Dive Brief:
- Apartment sales fell 17% to $294.1 billion in 2022, according to a report that data firm MSCI Real Assets shared with Multifamily Dive.
- The fourth quarter wasn’t kind to the apartment industry, when the segment saw a 69% decrease in sales to $50.4 billion. Still, the sector posted the highest volume of any commercial real estate segment for the year.
- Multifamily prices fell 1.9% from November to December, representing the largest decline in commercial real estate, according to MSCI. Annual growth fell from more than 20% earlier in the year to 1.8% in December.
Dive Insight:
Sale volume for garden apartments fell 18% during 2022, while mid- and high-rise properties experienced a 15% decline. Garden prices rose 4% year over year, and mid- and high-rise saw a decline of 3%. MSCI said that was the largest decline for the segment since 2010.

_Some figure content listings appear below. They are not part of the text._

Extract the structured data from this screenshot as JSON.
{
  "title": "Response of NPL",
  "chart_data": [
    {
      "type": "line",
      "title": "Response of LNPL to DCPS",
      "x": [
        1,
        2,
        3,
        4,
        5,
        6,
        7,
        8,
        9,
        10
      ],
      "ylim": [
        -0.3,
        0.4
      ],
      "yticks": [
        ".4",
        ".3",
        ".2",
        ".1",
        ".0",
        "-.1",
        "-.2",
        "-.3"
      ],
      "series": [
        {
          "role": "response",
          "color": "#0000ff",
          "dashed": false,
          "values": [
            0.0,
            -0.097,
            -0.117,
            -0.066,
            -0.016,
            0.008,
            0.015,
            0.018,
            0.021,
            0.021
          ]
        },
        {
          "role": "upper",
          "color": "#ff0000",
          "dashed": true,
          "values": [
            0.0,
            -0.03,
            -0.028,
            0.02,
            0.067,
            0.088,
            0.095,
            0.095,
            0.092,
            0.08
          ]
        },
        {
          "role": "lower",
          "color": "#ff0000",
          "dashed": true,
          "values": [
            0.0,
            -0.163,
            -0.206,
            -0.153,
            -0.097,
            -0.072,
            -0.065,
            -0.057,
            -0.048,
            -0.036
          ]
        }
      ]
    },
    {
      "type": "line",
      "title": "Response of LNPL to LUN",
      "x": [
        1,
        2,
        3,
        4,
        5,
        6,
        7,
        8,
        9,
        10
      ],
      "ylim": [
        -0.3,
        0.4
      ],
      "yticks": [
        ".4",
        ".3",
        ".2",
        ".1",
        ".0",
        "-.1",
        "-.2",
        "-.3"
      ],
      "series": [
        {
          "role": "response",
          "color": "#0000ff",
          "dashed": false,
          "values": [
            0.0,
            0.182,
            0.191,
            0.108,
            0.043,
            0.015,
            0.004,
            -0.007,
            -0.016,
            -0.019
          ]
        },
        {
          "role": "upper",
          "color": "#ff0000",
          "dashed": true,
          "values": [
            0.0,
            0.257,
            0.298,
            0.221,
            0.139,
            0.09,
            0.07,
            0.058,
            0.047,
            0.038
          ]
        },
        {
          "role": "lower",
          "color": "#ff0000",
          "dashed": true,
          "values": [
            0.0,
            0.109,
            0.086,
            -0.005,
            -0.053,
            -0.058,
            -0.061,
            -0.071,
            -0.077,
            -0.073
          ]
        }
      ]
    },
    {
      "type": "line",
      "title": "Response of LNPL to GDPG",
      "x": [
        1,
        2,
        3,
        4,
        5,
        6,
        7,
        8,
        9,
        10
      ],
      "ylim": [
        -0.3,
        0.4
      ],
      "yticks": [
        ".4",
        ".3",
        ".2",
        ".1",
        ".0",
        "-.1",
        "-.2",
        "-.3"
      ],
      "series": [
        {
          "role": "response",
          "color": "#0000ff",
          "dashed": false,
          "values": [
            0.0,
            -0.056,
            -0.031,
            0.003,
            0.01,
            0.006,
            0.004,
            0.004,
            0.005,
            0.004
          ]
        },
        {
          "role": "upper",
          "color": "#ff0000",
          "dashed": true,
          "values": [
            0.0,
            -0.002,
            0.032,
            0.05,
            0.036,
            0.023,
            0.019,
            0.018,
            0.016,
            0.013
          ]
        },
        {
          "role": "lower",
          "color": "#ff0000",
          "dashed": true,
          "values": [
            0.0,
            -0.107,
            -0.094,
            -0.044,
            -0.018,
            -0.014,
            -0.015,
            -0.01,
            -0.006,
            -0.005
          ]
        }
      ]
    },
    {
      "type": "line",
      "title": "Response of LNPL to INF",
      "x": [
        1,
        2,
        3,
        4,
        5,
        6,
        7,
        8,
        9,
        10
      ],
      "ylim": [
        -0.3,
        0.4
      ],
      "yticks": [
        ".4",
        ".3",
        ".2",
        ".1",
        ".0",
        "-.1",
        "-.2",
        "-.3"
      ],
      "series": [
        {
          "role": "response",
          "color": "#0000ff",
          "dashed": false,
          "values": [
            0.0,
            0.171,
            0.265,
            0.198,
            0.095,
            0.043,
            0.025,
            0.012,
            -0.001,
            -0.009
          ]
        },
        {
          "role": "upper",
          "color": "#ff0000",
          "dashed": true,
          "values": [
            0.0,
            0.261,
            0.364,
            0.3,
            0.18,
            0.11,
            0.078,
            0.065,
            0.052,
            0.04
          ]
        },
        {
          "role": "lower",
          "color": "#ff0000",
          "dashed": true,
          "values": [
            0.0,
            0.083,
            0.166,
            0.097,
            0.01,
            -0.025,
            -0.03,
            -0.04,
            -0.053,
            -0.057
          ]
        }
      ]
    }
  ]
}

The culprit behind falling prices and declining sales was rising interest rates, which increased costs for borrowers.
“Obviously, the Fed was hiking funds,” said Thomas Carroll, founder and CEO of Charleston, South Carolina-based owner and manager Ballast Rock Group. “At the same time, that was driving what's going on in the long end of the market, which ultimately drives our cost of borrowing.”
As that happened, owners were unlikely to give major discounts to offset these higher costs unless they were forced to sell. “Sellers were not being realistic and adjusting cap rates in line with the increased cost of borrowing,” Carroll said.
The disconnect between buyer and seller expectations is why some companies, like Ballast Rock Group, briefly stopped buying. “We actually entirely paused acquisitions for about six months during 2022,” Carroll said.
However, Carroll got back into the market in October. “By the end of the year, we started to see sellers, on occasion, being a bit more realistic,” he said.
Still, Carroll hasn’t seen widespread discounts, which is probably why prices only fell 1.9%.
“Most sellers are still expecting to sell at 2021 prices, and buyers are not willing to buy at 2021 prices because they can't make the math work on their financing,” he said.
In 2023, Caroll thinks he will be able to make some opportunistic buys but could also see rate hikes ending, which would stabilize pricing. Others think there will be more distressed sales, further eroding pricing.
As people have to put in cash to refinance their properties because interest rates have gone up, Adam David Lynd, president and CEO of Shavano Park, Texas-based apartment developer, manager and owner The Lynd Group, thinks there will be more forced sales.
“When you force the sale, you’re going to sell at higher cap rates,” Lynd said. “The minute the appraisers have those cap rates they can point to, everyone's values go [down] immediately.”